6. Arkham Horror: The Card Game
Our very first Game of the Week, Arkham Horror: The Card Game is a cooperative game where players are investigation the strange happenings in Arkham. Each player controls an investigator and must navigate through the story of their mission, fighting off monsters and exploring the area. This game replaces the old Call of Cthulhu Living Card Game and is now fully cooperative with a great thematic story to it. Arkham Horror: The Card Game almost feels like a hybrid of a card game and a role playing game.
5. Shadows over Normandie
A spin off of the popular war game, Heroes of Normandie, Shadows over Normadie takes place during and alternate version of World War 2 with a Lovecraftian twist. Instead of just the Allies vs the Axis, it’s now the Allies vs the Deep Ones and the Nazi Mystics. The same great combat from Heroes over Normandie is back, but now there are now rules for both spell casting, and also madness. If you are looking for a great, light war game with a Cthulhu twist, Shadows over Normandie is it.
4. Pandemic: Reign of Cthulhu
Pandemic is one of the best selling board games on the market today.
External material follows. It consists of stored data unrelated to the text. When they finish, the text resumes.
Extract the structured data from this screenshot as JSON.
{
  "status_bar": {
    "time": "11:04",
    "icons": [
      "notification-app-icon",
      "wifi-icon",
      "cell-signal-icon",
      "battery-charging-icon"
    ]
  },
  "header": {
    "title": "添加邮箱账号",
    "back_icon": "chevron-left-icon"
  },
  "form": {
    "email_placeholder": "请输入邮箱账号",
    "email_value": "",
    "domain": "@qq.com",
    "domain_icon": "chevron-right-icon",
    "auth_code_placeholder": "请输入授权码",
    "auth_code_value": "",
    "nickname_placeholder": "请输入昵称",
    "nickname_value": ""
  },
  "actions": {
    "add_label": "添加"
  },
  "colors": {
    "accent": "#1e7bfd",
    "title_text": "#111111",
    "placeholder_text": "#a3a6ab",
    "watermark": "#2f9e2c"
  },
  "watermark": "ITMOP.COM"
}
Recently, the Pandemic brand has moved into more spinoff games with Pandemic: Legacy and Pandemic: Iberia. While I didn’t have high expectations for Pandemic: Reign of Cthulhu, it actually ended up being a pretty fantastic game. Instead of traveling around the world curing diseases, players are regulated to a single town and must work to stop Cthulhu from awakening.
3. Eldritch Horror
This game replaces the old Cthulhu juggernaut that was Arkham Horror, which used to be the gold standard for Lovecraftian games. However it eventually got bogged down by its bloated rules and many expansions. Eldritch Horror was a fresh reboot of the adventure game and is leagues better than Arkham Horror ever was. Instead of being constrained to the lone town of Arkham, players now travel the world to gain clues, solve mysteries, fight monsters, and stop the Elder God from awaking. Eldritch Horror is my goto game for a globe-trotting adventure.
1-8 players, 120-240 minutes, 13+
2. Cthulhu Wars
No game on this list will look as amazing as Cthulhu Wars does. With miniatures that struggle to be called “minis”, Cthulhu Wars’ game pieces will dominate your tabletop. In Cthulhu Wars, each players takes control of one of the games four, very unique factions. Combat in Cthulhu Wars is fierce and frequent, with each player trying to control as many gates as possible. Both a ton of fun to play and a beauty to look at, Cthulhu Wars is worth ever bit of its hefty price tag.
3-4 players, 90-120 minutes, 12+
1. Mansions of Madness: 2nd Edition
If you browsed our Best of 2016 article, you probably shouldn’t be too surprised to find Mansions of Madness: 2nd Edition here in the top spot. Fantasy Flight Games created an absolute gem with Mansions of Madness: 2nd Edition. Kicking out the overlord role from the first edition, this Lovcraftian game of mystery is now fully cooperative, using a free tablet or computer app to run the game’s monsters and mysteries. It’s interactive, thematic, and highly entertaining. Mansions of Madness: 2nd Edition is everything we want from a Cthulhu board game.